I sprang to him, and there, withered in Ayesha’s kiss, slain by the fire of her love, Leo lay dead — lay dead upon the breast of dead Atene!
Chapter 24 The Passing of Ayesha
I heard Ayesha say presently, and the words struck me as dreadful in their hopeless acceptance of a doom against which even she had no strength to struggle.
“It seems that my lord has left me for awhile; I must hasten to my lord afar.”
After that I do not quite know what happened. I had lost the man who was all in all to me, friend and child in one, and I was crushed as I had never been before. It seemed so sad that I, old and outworn, should still live on whilst he in the flower of his age, snatched from joy and greatness such as no man hath known, lay thus asleep.
I think that by an afterthought,jordan 11, Ayesha and Oros tried to restore him, tried without result, for here her powers were of no avail. Indeed my conviction is that although some lingering life still kept him on his feet, Leo had really died at the moment of her embrace, since when I looked at him before he fell, his face was that of a dead man.
Yes, I believe that last speech of hers, although she knew it not, was addressed to his spirit, for in her burning kiss his flesh had perished.
When at length I recovered myself a little, it was to hear Ayesha in a cold, calm voice — her face I could not see for she had veiled herself — commanding certain priests who had been summoned to “bear away the body of that accursed woman and bury her as befits her rank.” Even then I bethought me, I remember, of the tale of Jehu and Jezebel.

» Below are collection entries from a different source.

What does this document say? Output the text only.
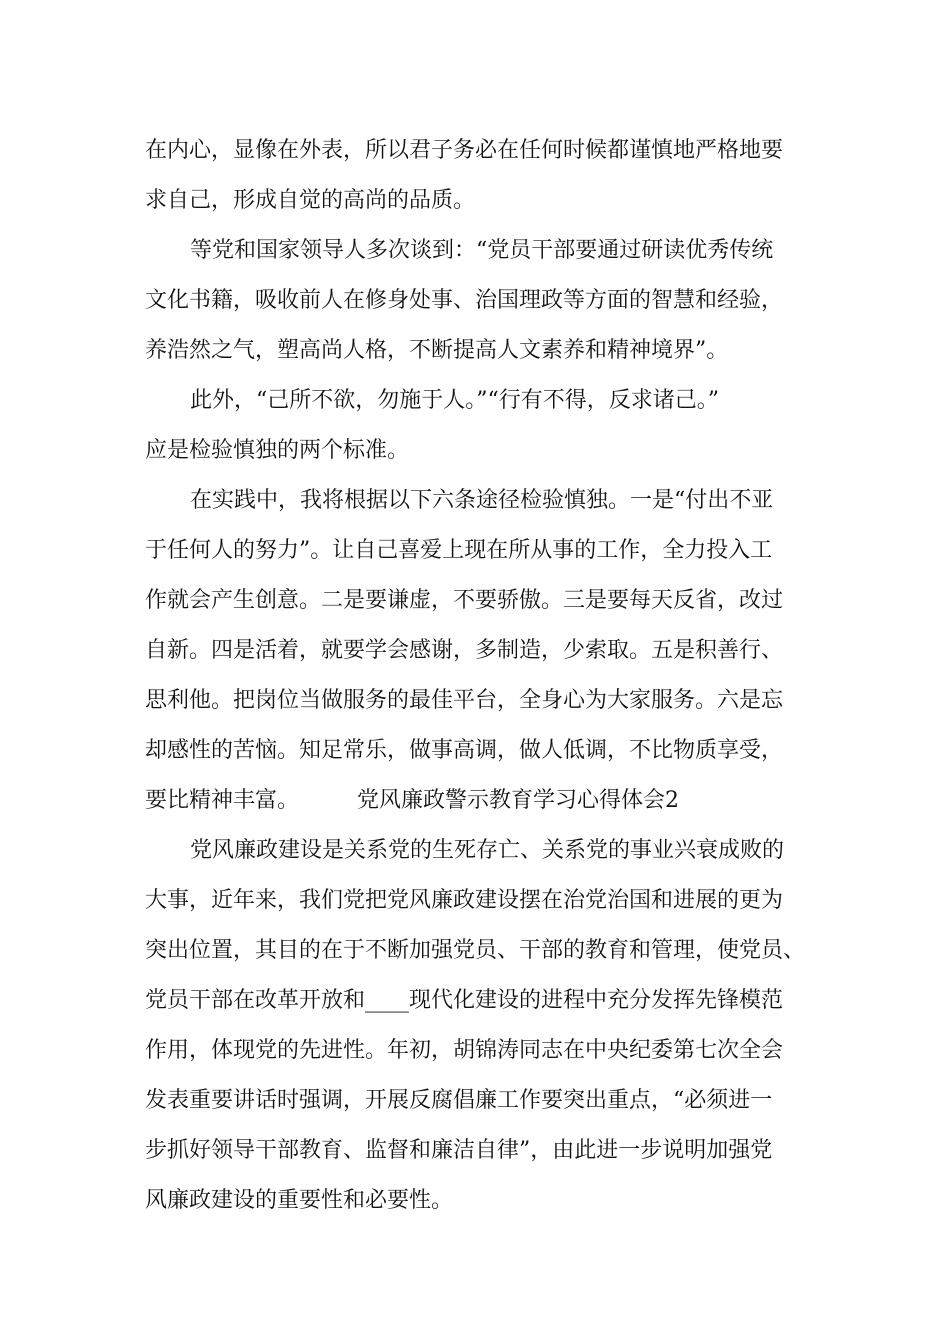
在内心，显像在外表，所以君子务必在任何时候都谨慎地严格地要
求自己，形成自觉的高尚的品质。
等党和国家领导人多次谈到：“党员干部要通过研读优秀传统
文化书籍，吸收前人在修身处事、治国理政等方面的智慧和经验，
养浩然之气，塑高尚人格，不断提高人文素养和精神境界”。
此外，“己所不欲，勿施于人。”“行有不得，反求诸己。”
应是检验慎独的两个标准。
在实践中，我将根据以下六条途径检验慎独。一是“付出不亚
于任何人的努力”。让自己喜爱上现在所从事的工作，全力投入工
作就会产生创意。二是要谦虚，不要骄傲。三是要每天反省，改过
自新。四是活着，就要学会感谢，多制造，少索取。五是积善行、
思利他。把岗位当做服务的最佳平台，全身心为大家服务。六是忘
却感性的苦恼。知足常乐，做事高调，做人低调，不比物质享受，
要比精神丰富。	党风廉政警示教育学习心得体会2
党风廉政建设是关系党的生死存亡、关系党的事业兴衰成败的
大事，近年来，我们党把党风廉政建设摆在治党治国和进展的更为
突出位置，其目的在于不断加强党员、干部的教育和管理，使党员、
党员干部在改革开放和____现代化建设的进程中充分发挥先锋模范
作用，体现党的先进性。年初，胡锦涛同志在中央纪委第七次全会
发表重要讲话时强调，开展反腐倡廉工作要突出重点，“必须进一
步抓好领导干部教育、监督和廉洁自律”，由此进一步说明加强党
风廉政建设的重要性和必要性。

Leo, looking strangely calm and happy, lay now upon a couch, the arms folded on his breast. When the priests had tramped away carrying their royal burden, Ayesha, who sat by his body brooding, seemed to awake, for she rose and said —“I need a messenger, and for no common journey, since he must search out the habitations of the Shades,” and she turned herself towards Oros and appeared to look at him.
Now for the first time I saw that priest change countenance a little,fake chanel bags, for the eternal smile, of which even this scene had not quite rid it, left his face and he grew pale and trembled.
“Thou art afraid,” she said contemptuously. “Be at rest, Oros, I will not send one who is afraid. Holly, wilt thou go for me — and him?”
“Aye,” I answered. “I am weary of life and desire no other end. Only let it be swift and painless.”
She mused a while, then said —“Nay, thy time is not yet, thou still hast work to do,cheap moncler jackets. Endure, my Holly, ’tis only for a breath.”
Then she looked at the Shaman,chanel classic bags, the man turned to stone who all this while had stood there as a statue stands, and cried —“Awake!”
Instantly he seemed to thaw into life, his limbs relaxed, his breast heaved, he was as he had always been: ancient, gnarled, malevolent.
“I hear thee, mistress,” he said, bowing as a man bows to the power that he hates.
“Thou seest, Simbri,” and she waved her hand.
“I see. Things have befallen as Atene and I foretold, have they not? ‘Ere long the corpse of a new-crowned Khan of Kaloon,’” and he pointed to the gold circlet that Ayesha had set on Leo’s brow, “‘will lie upon the brink of the Pit of Flame’— as I foretold.” An evil smile crept into his eyes and he went on —“Hadst thou not smote me dumb, I who watched could have warned thee that they would so befall; but, great mistress, it pleased thee to smite me dumb. And so it seems, O Hes, that thou hast overshot thyself and liest broken at the foot of that pinnacle which step by step thou hast climbed for more than two thousand weary years. See what thou hast bought at the price of countless lives that now before the throne of Judgment bring accusations against thy powers misused, and cry out for justice on thy head,” and he looked at the dead form of Leo.